T-Mobile agrees to pay out $350 million to customers affected by last year’s data breach

Wireless carrier T-Mobile has agreed to a hefty $350 million payout to the approximately 77 million customers who were affected by a massive data breach last year that leaked information like social security and driver’s license numbers.

The payout comes after a class action lawsuit was filed against T-Mobile following the August announcement of the data breach. The data was reportedly sold online on criminal websites after it was obtained from the T-Mobile database.

T-Mobile initially estimated at the time that anywhere between 40 million and 100 million users had some data stolen, and under a million had information like personal identification numbers fully exposed. According to the SEC, 76.6 million United States residents were identified as being affected by the breach. 
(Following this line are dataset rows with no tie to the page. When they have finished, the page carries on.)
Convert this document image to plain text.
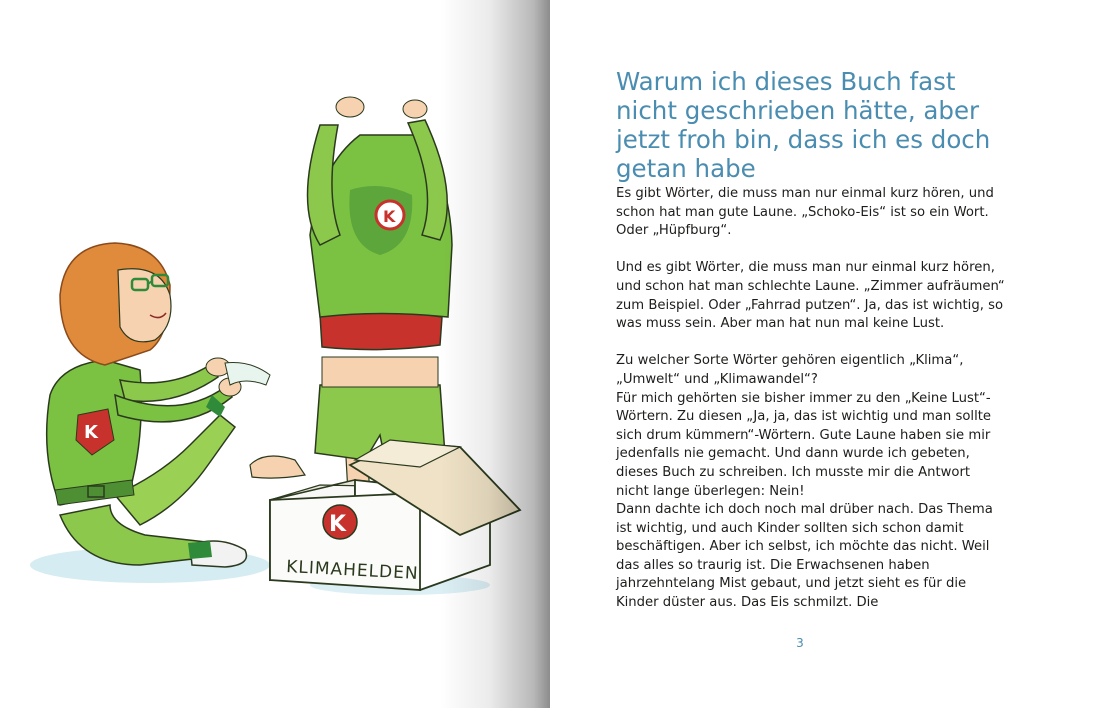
K
K
K
KLIMAHELDEN
Warum ich dieses Buch fast nicht geschrieben hätte, aber jetzt froh bin, dass ich es doch getan habe

Es gibt Wörter, die muss man nur einmal kurz hören, und schon hat man gute Laune. „Schoko-Eis“ ist so ein Wort. Oder „Hüpfburg“.

Und es gibt Wörter, die muss man nur einmal kurz hören, und schon hat man schlechte Laune. „Zimmer aufräumen“ zum Beispiel. Oder „Fahrrad putzen“. Ja, das ist wichtig, so was muss sein. Aber man hat nun mal keine Lust.

Zu welcher Sorte Wörter gehören eigentlich „Klima“, „Umwelt“ und „Klimawandel“?

Für mich gehörten sie bisher immer zu den „Keine Lust“-Wörtern. Zu diesen „Ja, ja, das ist wichtig und man sollte sich drum kümmern“-Wörtern. Gute Laune haben sie mir jedenfalls nie gemacht. Und dann wurde ich gebeten, dieses Buch zu schreiben. Ich musste mir die Antwort nicht lange überlegen: Nein!

Dann dachte ich doch noch mal drüber nach. Das Thema ist wichtig, und auch Kinder sollten sich schon damit beschäftigen. Aber ich selbst, ich möchte das nicht. Weil das alles so traurig ist. Die Erwachsenen haben jahrzehntelang Mist gebaut, und jetzt sieht es für die Kinder düster aus. Das Eis schmilzt. Die

3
The 2021 breach is not the first time T-Mobile customers have had their personal information stolen. According to TechCrunch, the 2021 incident is the fifth time in recent years the company has experienced data theft. As part of the settlement, T-Mobile also agreed to spend an additional $150 million to improve data security to prevent any future attacks.

According to Reuters, John Binns, a 21 year old American expat who had recently moved to Turkey, claimed responsibility for the data theft, saying he had found an unsecured router and used it to hack into the T-Mobile database. “Their security is awful,” said Binns to the Wall Street Journal. “I was panicking because I had access to something big.”